Let’s see, If I retire tomorrow, I can live off of the interest on my savings. What is wrong with that assumption? 40 years ago, the interest rates were 7 to 10 percent. And if you wanted to take some risk, you could get 18% on triple D bonds.
Remember the rule of 72 for interest rates? Divide the interest rate into 72 and that gives you the number of years it takes for your principle to double.
Take a retiree with one million in the bank right now. At 2% interest they are getting 20,000 a year in interest to live on. At 6% interest they would have 60,000 to live on. I can remember when I was starting my 401K, 8% or 80k was enough to do almost anything.
One could ask the question of why interest rates haven’t gone up; the government has been printing dollars like crazy. And there should be inflation. The only inflation I see is in health care costs government services and property taxes.
Examine retirement plans like CalPERS that are claiming 6.7% returns on investments. They haven’t been getting that sort of return since the year 2000. The return for the last 15 years has been less than 4% if you average it out. The factor here is the rule of 72. Retirement plans pay through the nose if their rate assumptions are wrong long term. In this case, the state of California has to make up the shortfall. The trouble is, politicians can overlook the problem and pass it on to the next elected administration. Even 4%, doubles your principle every 18 years. A declared interest rate of 6.7 implies a doubling every 10 years. There is a problem here, that no one is pointing out. Of course if you are running for office in California, the problem is more than 4 years out, so there is nothing to worry about. keep quite and enjoy your term in office.

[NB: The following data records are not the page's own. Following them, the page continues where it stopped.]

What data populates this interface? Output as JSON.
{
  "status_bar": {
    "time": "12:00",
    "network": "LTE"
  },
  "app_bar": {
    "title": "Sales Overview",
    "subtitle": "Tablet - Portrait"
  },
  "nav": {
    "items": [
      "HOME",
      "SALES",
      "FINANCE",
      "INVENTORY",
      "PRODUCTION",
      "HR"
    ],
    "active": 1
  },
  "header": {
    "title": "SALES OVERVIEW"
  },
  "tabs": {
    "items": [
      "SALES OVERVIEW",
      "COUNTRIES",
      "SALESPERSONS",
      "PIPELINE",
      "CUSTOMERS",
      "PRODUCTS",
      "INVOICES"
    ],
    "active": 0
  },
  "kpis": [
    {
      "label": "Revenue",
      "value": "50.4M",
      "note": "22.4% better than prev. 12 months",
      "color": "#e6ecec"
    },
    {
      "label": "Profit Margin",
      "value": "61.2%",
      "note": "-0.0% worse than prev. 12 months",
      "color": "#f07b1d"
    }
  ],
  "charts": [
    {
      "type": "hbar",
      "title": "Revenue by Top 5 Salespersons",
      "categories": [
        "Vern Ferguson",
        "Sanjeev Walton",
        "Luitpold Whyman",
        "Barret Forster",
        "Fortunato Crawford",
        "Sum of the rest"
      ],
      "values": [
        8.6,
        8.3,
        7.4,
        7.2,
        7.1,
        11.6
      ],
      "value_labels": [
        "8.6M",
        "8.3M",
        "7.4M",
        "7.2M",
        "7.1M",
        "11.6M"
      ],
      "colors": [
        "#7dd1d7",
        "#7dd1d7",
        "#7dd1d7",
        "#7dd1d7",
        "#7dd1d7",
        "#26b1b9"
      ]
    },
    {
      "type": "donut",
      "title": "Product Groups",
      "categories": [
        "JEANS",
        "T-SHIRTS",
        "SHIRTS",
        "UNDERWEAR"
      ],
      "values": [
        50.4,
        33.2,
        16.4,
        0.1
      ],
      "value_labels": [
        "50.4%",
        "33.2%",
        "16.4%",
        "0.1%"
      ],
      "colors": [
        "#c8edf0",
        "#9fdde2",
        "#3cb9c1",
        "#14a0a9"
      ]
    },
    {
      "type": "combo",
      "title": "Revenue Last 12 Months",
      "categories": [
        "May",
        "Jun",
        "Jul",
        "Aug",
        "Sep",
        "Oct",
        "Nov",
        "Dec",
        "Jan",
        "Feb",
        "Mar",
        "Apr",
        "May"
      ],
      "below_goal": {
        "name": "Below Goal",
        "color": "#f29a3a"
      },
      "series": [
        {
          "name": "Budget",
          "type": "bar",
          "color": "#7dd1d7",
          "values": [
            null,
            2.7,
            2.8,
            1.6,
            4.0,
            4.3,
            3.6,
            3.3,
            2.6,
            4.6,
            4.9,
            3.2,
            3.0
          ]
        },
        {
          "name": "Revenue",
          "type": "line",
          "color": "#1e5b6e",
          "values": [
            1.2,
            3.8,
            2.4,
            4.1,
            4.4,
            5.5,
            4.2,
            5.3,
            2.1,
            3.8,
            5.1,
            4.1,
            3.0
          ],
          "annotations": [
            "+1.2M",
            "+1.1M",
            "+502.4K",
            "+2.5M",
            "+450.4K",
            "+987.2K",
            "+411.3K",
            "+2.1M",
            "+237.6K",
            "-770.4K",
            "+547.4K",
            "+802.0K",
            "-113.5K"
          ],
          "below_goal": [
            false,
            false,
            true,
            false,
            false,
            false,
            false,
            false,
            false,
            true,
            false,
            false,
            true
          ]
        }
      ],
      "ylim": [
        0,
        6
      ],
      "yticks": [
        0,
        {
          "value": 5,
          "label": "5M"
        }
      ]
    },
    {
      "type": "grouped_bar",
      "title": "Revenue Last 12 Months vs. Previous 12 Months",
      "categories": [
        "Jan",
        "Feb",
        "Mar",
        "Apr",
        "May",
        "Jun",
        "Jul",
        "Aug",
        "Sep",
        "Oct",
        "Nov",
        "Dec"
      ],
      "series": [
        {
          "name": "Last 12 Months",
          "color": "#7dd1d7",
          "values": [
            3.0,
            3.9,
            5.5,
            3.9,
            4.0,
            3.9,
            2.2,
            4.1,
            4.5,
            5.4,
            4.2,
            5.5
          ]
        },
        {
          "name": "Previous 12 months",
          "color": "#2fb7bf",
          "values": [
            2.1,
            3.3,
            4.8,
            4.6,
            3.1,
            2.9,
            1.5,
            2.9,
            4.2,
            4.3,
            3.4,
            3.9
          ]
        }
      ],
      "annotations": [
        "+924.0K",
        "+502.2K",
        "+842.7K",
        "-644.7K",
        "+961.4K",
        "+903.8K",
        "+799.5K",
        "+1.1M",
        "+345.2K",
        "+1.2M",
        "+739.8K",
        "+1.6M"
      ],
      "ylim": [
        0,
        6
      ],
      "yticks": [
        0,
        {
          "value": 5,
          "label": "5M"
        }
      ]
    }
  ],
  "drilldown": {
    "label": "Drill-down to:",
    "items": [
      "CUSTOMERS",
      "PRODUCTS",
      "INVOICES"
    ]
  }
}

So, with 22 Trillion in national debt, what is the interest on that? At 4% it is 880,000,000,000. At 8% it is 1.7 trillion. Do you get the feeling that we as a country, can’t do much more than pay the interest on the national debt? It kind of suggests that we will never pay the debt off. Which is a very interesting concept. Borrow until you can no longer afford to pay the interest demanded.
The problem here is that there is a mental separation between debt of government and obligations of citizens toward that debt. The government owes the debt, let the government pay it. Sounds logical for all the wrong reasons.
In a gold-based economy, most people hold very little gold. It is all spent paycheck to paycheck, no different than it is today. But savings are a different issue. In a gold economy, there is accountability for savings in the system. The irritating thing is that gold earns no interest. Investments currently make returns, but the returns are extremely low. The 1.5 percent interest return from the bank, won’t cover inflation, whereas a precious metals investment, probably will long term.
Many people may decide to put more of their savings into a non-productive investment like gold, as an insurance policy. Our current valid inflation rate is somewhere between 7 and 12 percent. This reflects the inflation created by our government spending. The reduced interest rate payed by the banks of 1.5 percent minus the inflation factor of say 10 percent reflects the taxes paid surreptitiously of those retired people with savings. A retiree with one million in the bank at 1.5 percent interest, is being taxed at (10-1.5) 8.5 percent, about 85 thousand dollars a year.
The tax is invisible. The interest rates are artificially low. The retirees do not understand the concept of interest manipulation by the Treasury Department. They are being robbed blind by government financial policy. Basically, there is so many printed dollars in circulation and very little demand for loans in relation to the size of dollars available. The Key thing, everyone is saving like mad to have a great retirement. This keeps inflation low, because it is not being spent.
At some point there will be a problem. Why save if there is no incentive? I think we are at that point and don’t realize it. Credit cards offer money back on purchases, and it is more than current bank interest rates. Something is upside down here. The logic is backwards. The real losers in all of this are the retirees. That is where most of the saved money is.
So the next time you hear that the price of gas went up or prescription drugs cost more. Think about it for one minute. The same gasoline sold for 25 cents a gallon 50 years ago. People will claim “That’s just inflation.” But as you move into retirement, the real world of government financing eats at your savings with lousy interest rate returns on your savings. And then there are the general yearly inflation price increases.
So what can we glean from all of this? If you are at retirement age, it might not be the retirement you expected. Growing old is not something that happens to government, it happens to people. The unfortunate thing is that health care problems are what pop up at retirement age.
The real problem is the government. The retiree is confused, trying to comprehend why the money he saved for retirement was not enough to satisfy his retirement dreams. And sadly it wasn’t even his fault.